Truly sustainable agriculture demands radical measures. In his PhD thesis, Meino Smit sketches a picture of such agriculture in which human beings are central, rather than machines. His account can be read as the specifics of the general vision of circular agriculture recently presented by minister of Agriculture, Nature and Food Quality Carola Schouten.
Eastern European workers harvest pumpkins. In Meino Smit’s vision of the future, there will be five times as many people working on the land in 2040 as now. © Hollandse Hoogte/Koen Verheijden
Agriculture has never been as unsustainable as it is now. Smit demonstrates this in his thesis, The sustainability of Dutch agriculture, for which he received his PhD last week from emeritus professor of Rural Sociology Jan Douwe van der Ploeg. Smit shows how the ecological footprint of agriculture developed between 1950 and 2015, zooming in on the direct and indirect consumption of energy, land and labour.
The results of this calculation exercise are telling. Direct land use for farming itself has gone down by one fifth since 1950, to 1.8 million hectares. On the other hand, the indirect use of land elsewhere in the Netherlands or the world has gone up by nearly three million hectares. So we use much more land to make agriculture possible than is used by farming itself.
Much more energy
The same picture emerges for the consumption of energy and labour. Due to mechanization and upscaling, the number of people working on the land is now only one fifth of what it was in 1950. Indirect labour, however, has more than doubled, to more than the direct labour. Yields from the land are somewhat bigger (in both kilos of products and calorific value) but that requires six times as much energy as in the past.
Smit’s thesis also outlines a vision for agriculture in 2040 which meets the climate goals in the Paris agreement. The scenario he describes sounds revolutionary. There is no place in it for large-scale import and export. Agriculture produces solely for the local population. And that population must halve its meat consumption. Intensive livestock farming disappears, resources are reused as much as possible, and five times as many people work on the land, with manual labour predominant.
How realistic is this?
‘Let me turn it around: how realistic is it to do nothing? If you do nothing, you let the whole thing crash. I am trying to prevent a crash and fulfil Paris. That is realistic, while what some people are doing is unrealistic, because it is just business as usual.’
Sustainable agriculture in 2040 will be rather like the agriculture of 1950, you say in your thesis. Is that the goal?
‘No, I don’t want to go back to the 1950s at all. But the agriculture of that time contained very valuable elements, which we can learn from. There were a lot more mixed farms then, with livestock and plant production combined. The fields were smaller and the landscape had more natural features. The agriculture system was much more stable in terms of cultivation techniques, biodiversity was greater and the pressure of disease was smaller.’
How can you get five times more people working on the land? Agriculture in the Netherlands is already heavily dependent on Eastern Europeans because no one else wants to do that work.

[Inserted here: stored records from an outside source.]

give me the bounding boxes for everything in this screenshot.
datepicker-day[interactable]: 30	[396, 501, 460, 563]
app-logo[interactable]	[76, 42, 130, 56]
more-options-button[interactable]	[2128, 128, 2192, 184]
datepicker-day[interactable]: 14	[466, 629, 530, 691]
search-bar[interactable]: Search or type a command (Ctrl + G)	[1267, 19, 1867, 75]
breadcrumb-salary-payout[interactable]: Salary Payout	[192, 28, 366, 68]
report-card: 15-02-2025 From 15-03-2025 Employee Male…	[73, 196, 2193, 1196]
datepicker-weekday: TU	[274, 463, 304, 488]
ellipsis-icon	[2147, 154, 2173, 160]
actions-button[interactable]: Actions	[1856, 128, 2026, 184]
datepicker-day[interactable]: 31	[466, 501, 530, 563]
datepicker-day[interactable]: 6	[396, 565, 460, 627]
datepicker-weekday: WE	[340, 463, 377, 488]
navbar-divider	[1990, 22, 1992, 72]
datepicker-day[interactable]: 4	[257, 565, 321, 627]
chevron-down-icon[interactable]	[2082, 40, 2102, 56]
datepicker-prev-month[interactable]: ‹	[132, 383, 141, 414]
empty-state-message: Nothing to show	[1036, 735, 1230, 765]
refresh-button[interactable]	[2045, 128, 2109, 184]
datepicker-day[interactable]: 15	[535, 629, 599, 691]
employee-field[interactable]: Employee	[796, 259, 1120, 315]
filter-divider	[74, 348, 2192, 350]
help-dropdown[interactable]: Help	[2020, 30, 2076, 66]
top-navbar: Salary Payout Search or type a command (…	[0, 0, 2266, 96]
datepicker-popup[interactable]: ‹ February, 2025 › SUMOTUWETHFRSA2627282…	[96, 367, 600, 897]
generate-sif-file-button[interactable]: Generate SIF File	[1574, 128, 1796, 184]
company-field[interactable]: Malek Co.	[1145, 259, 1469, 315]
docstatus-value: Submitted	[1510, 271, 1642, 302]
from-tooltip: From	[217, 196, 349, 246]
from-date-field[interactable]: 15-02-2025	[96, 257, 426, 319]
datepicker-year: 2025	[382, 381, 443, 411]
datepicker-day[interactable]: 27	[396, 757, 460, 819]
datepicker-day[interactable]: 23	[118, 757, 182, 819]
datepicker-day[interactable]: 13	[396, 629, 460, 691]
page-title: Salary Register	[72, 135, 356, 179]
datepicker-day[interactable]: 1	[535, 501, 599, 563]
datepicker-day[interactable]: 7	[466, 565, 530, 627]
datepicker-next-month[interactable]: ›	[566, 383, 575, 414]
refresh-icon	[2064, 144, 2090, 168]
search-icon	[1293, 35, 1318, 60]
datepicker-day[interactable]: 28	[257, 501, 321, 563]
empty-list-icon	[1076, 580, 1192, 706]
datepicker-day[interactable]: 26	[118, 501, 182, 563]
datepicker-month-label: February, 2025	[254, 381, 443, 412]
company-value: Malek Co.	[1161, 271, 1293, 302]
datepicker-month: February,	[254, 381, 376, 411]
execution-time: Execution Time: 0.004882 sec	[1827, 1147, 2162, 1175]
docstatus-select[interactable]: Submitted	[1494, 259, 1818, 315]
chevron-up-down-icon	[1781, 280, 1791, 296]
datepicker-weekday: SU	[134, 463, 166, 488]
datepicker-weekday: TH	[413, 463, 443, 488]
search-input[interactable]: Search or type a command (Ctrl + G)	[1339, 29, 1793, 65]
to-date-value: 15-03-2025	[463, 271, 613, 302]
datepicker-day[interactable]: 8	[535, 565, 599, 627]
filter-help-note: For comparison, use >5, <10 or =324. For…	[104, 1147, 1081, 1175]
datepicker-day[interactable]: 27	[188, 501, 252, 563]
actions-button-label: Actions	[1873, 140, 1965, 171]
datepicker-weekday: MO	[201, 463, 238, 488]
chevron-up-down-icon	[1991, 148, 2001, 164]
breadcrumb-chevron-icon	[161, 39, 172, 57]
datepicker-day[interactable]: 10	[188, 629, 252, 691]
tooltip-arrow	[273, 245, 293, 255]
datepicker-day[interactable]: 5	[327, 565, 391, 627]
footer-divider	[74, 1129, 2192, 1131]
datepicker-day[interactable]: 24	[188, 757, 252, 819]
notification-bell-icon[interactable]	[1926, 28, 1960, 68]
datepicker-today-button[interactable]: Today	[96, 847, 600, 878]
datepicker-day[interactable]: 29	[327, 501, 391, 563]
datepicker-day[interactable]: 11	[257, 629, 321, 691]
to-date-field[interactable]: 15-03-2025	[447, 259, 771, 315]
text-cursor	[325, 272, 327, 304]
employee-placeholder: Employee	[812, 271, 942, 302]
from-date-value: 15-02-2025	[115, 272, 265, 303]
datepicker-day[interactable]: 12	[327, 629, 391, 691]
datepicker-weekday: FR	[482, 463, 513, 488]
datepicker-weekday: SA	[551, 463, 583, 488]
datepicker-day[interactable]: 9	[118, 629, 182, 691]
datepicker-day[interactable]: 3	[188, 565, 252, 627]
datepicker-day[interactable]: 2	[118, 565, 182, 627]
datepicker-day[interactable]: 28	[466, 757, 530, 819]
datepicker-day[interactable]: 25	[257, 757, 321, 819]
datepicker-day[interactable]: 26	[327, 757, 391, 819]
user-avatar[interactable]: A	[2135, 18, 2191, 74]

‘Working on the land isn’t that bad. There are lots of people who would like to be farmers. And the work itself is changing too. In my scenario, big companies are not necessary for sustainable agriculture. It’s a very different way of working on a small farm. New technology will have to be developed that is geared to making it as pleasant as possible to work on the land.’
How does your sketch of agriculture in 2040 relate to Minister Schouten’s new agriculture vision?
‘The minister writes in general terms that we shall have to move towards sustainable circular agriculture but she avoids hard choices. To me, that is unrealistic. I see my scenario as a filling out of Schouten’s vision. I show what it means if you do make choices.’